Bij besluit van 6 februari 2007 heeft de staatssecretaris van Sociale Zaken en Werkgelegenheid, voor zover thans van belang, [appellante] een boete opgelegd van € 32.000,00 voor de tewerkstelling van [vreemdeling A], [vreemdeling B], [vreemdeling C] en [vreemdeling D] (hierna: de vreemdelingen) op grond van artikel 2, eerste lid, van de Wet arbeid vreemdelingen (hierna: de Wav).

Uitspraak

200902107/1/V6.

Datum uitspraak: 10 februari 2010

AFDELING

BESTUURSRECHTSPRAAK

Uitspraak op het hoger beroep van:

[appellante], gevestigd te [plaats],

tegen de uitspraak van de rechtbank Almelo van 12 februari 2009 in zaak nr. 08/471 in het geding tussen:

[appellante]

en

de minister van Sociale Zaken en Werkgelegenheid.

1. Procesverloop

Bij besluit van 6 februari 2007 heeft de staatssecretaris van Sociale Zaken en Werkgelegenheid, voor zover thans van belang, [appellante] een boete opgelegd van € 32.000,00 voor de tewerkstelling van [vreemdeling A], [vreemdeling B], [vreemdeling C] en [vreemdeling D] (hierna: de vreemdelingen) op grond van artikel 2, eerste lid, van de Wet arbeid vreemdelingen (hierna: de Wav).

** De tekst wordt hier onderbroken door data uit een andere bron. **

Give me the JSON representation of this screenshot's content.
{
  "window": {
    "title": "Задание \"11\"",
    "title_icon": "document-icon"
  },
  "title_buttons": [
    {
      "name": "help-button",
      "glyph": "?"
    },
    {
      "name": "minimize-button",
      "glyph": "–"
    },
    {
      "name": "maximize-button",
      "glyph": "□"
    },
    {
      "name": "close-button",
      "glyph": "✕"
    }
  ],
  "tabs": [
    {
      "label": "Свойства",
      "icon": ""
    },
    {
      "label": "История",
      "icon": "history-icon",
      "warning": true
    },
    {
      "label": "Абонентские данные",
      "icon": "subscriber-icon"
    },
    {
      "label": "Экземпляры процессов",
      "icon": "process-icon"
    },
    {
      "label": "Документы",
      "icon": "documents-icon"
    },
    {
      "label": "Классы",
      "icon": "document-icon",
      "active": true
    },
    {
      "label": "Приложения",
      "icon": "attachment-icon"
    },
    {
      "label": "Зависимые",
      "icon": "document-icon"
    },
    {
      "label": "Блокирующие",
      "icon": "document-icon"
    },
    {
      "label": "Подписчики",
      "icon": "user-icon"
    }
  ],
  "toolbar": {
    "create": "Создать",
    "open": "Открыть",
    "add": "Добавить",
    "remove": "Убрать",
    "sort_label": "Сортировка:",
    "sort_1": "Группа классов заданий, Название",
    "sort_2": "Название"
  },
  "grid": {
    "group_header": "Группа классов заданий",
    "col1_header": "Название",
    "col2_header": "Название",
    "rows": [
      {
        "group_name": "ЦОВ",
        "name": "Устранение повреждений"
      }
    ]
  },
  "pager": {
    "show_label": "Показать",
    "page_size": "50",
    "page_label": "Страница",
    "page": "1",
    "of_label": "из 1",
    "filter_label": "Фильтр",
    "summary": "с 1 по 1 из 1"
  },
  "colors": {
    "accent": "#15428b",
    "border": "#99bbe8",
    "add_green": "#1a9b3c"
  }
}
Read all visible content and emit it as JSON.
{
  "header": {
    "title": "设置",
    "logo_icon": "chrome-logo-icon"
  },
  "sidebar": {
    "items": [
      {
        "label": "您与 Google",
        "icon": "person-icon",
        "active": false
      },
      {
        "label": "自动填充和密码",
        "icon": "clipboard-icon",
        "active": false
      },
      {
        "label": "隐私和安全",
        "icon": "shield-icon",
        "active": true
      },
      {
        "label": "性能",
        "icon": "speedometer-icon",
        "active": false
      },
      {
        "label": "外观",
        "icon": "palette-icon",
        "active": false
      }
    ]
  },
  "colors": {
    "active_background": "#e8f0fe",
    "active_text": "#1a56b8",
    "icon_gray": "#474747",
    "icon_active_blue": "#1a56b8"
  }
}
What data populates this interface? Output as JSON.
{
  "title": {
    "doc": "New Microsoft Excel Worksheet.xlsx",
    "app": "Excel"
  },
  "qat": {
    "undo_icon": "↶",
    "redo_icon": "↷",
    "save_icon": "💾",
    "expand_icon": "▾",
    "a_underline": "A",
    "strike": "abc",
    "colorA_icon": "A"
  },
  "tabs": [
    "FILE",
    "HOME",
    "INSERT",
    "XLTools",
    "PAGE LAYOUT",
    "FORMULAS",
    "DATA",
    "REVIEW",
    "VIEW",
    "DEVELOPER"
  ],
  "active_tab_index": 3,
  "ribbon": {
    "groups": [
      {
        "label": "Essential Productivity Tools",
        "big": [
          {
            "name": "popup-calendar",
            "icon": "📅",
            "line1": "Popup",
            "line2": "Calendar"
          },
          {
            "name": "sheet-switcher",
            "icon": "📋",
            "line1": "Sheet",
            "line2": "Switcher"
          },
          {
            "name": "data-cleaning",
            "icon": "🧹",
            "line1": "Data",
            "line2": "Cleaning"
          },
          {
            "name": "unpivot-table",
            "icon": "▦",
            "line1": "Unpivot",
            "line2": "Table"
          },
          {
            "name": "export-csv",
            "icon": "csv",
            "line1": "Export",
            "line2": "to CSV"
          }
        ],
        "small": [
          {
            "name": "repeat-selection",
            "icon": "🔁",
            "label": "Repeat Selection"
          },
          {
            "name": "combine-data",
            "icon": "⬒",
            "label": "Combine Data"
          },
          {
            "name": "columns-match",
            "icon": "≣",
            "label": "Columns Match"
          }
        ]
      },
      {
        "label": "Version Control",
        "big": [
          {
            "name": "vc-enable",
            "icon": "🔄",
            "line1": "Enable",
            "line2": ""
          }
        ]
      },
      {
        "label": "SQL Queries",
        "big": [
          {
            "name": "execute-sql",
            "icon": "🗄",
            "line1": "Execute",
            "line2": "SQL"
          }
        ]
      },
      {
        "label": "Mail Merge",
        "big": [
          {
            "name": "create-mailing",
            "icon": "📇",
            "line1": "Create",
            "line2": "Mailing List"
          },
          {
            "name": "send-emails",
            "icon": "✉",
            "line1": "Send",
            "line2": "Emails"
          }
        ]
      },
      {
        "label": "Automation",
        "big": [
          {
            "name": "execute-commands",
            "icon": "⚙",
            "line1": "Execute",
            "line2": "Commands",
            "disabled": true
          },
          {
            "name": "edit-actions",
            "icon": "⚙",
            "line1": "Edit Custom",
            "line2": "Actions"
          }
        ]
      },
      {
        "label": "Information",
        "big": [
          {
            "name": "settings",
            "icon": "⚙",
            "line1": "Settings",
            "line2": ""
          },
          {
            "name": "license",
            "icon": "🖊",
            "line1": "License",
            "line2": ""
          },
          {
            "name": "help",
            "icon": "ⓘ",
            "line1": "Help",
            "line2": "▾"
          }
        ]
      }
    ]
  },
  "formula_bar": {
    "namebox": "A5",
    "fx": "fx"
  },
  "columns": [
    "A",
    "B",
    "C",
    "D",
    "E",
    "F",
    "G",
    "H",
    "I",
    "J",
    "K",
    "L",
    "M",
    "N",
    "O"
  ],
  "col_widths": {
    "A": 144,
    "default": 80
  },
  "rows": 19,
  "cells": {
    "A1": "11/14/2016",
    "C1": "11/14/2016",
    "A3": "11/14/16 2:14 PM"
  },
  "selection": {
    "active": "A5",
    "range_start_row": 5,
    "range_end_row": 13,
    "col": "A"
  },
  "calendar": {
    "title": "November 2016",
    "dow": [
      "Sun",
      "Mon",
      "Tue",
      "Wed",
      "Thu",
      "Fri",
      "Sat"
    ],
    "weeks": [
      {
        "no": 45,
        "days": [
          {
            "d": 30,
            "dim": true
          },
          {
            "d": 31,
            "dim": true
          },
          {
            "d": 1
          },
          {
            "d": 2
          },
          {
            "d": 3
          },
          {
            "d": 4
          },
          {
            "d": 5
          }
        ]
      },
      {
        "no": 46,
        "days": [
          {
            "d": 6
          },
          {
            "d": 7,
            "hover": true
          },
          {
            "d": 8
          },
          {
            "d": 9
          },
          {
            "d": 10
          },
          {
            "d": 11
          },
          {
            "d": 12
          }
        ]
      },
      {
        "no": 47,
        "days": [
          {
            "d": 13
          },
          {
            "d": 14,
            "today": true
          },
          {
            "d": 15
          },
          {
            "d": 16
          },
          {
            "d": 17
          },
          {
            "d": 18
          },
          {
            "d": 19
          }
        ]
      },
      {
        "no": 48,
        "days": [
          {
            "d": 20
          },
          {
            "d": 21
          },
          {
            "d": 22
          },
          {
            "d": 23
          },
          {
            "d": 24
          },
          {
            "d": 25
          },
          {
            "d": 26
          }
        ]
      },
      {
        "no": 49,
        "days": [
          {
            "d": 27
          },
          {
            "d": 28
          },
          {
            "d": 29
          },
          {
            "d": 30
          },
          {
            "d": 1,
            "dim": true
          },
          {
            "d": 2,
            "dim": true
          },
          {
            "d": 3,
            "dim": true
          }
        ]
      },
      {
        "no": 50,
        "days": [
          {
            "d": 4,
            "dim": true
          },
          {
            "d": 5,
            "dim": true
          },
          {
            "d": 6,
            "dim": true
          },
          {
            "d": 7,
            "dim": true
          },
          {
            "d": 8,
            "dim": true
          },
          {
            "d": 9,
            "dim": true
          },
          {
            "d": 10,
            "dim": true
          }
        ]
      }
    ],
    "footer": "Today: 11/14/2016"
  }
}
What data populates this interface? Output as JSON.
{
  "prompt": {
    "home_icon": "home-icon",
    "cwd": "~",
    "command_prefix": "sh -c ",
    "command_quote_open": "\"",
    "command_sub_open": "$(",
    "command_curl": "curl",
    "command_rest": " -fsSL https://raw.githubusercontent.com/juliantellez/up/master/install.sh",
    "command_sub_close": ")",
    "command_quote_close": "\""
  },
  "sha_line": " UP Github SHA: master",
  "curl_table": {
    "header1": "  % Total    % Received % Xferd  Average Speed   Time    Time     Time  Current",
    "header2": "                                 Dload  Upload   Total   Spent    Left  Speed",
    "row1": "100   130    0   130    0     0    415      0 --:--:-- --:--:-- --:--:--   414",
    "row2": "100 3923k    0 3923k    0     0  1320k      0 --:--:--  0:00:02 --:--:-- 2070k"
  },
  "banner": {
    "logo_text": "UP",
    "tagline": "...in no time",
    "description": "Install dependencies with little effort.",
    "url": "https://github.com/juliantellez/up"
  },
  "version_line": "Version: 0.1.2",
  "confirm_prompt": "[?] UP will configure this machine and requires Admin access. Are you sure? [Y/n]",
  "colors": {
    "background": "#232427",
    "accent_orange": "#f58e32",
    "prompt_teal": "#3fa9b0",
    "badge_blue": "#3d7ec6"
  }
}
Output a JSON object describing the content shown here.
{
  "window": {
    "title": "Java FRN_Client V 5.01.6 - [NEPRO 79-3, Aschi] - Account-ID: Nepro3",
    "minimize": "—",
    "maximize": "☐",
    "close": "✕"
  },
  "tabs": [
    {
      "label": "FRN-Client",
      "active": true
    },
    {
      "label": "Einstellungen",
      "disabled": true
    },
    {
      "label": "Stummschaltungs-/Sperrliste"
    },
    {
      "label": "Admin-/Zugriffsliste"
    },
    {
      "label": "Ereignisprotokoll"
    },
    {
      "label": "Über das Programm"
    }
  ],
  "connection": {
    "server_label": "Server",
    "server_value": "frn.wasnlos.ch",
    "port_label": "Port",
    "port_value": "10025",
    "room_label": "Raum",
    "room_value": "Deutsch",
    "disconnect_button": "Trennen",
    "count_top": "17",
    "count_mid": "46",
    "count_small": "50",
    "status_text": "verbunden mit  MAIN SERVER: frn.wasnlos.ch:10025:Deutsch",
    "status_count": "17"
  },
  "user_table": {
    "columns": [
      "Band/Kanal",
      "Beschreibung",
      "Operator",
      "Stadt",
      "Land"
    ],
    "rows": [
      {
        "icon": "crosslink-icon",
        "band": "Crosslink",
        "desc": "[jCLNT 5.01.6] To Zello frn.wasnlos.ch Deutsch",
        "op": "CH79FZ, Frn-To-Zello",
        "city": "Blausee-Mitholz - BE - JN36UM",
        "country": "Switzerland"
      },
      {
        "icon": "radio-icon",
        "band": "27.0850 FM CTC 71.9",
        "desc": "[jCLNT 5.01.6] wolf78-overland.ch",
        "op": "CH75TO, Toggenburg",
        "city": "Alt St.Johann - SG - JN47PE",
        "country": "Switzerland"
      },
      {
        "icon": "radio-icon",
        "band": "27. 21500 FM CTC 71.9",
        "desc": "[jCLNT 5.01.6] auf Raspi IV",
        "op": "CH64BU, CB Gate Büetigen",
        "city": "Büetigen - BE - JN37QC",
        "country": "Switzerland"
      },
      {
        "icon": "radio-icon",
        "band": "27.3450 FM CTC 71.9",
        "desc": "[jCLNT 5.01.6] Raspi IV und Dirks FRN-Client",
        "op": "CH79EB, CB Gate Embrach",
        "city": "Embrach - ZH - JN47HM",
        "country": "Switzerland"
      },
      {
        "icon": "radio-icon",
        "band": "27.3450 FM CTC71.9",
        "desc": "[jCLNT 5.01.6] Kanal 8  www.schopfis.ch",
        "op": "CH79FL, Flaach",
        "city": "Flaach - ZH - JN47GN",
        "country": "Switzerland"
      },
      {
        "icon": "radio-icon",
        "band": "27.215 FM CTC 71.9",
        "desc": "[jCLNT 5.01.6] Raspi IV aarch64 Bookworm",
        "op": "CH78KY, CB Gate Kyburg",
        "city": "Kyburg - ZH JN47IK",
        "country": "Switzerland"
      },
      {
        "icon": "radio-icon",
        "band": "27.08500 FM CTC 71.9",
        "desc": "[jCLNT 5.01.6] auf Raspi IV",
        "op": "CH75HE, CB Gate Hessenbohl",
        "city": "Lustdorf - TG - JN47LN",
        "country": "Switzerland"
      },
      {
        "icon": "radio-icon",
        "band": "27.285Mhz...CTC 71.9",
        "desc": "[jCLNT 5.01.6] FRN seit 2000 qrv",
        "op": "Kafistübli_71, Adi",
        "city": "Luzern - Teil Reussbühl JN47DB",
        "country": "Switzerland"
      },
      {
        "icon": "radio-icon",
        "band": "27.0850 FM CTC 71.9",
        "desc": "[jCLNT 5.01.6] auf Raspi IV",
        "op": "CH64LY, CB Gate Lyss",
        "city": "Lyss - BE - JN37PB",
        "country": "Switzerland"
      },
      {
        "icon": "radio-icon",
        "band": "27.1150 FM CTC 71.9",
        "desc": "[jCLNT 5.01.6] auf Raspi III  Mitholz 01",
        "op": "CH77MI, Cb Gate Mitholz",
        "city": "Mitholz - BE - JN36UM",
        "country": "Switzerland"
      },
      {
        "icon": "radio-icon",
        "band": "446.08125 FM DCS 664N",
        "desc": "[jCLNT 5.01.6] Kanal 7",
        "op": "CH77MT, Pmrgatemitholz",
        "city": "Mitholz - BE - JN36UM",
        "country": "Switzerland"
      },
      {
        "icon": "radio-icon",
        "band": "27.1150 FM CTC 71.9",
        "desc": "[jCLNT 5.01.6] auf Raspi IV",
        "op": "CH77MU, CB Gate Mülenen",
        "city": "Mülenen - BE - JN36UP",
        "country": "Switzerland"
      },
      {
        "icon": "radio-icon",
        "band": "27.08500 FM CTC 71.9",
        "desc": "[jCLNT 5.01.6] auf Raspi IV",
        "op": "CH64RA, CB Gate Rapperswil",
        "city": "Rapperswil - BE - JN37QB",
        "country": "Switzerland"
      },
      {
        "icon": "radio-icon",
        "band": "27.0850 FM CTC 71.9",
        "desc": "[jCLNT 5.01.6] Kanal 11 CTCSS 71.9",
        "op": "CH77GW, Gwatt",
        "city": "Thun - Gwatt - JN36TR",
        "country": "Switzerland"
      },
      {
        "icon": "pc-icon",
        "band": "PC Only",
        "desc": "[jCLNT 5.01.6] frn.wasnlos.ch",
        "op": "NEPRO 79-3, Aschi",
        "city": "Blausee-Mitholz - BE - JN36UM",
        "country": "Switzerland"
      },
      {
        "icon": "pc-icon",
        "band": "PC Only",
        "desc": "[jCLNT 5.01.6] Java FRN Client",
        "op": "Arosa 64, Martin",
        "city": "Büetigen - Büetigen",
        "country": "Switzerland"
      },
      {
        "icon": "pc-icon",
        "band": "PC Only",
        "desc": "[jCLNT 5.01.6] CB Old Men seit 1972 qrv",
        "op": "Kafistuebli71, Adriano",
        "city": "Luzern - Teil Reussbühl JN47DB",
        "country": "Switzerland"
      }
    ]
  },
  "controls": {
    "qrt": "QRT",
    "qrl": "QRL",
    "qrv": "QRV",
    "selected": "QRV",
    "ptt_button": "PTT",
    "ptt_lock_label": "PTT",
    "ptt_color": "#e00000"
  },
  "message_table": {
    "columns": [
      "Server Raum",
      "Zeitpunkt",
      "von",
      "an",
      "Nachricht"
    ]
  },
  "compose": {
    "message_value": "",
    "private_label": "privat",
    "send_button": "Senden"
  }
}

Bij besluit van 31 maart 2008 heeft de minister van Sociale Zaken en Werkgelegenheid (hierna: de minister), voor zover thans van belang, het daartegen door [appellante] gemaakte bezwaar ongegrond verklaard. Dit besluit is aangehecht.

Bij uitspraak van 12 februari 2009, verzonden op dezelfde dag, heeft de rechtbank Almelo (hierna: de rechtbank), voor zover thans van belang, het daartegen door [appellante] ingestelde beroep ongegrond verklaard. Deze uitspraak is aangehecht.

Tegen deze uitspraak heeft [appellante] bij brief, bij de Raad van State ingekomen op 26 maart 2009, hoger beroep ingesteld. De gronden van het hoger beroep zijn aangevuld bij brief van 27 april 2009. Deze brieven zijn aangehecht.

De minister heeft een verweerschrift ingediend.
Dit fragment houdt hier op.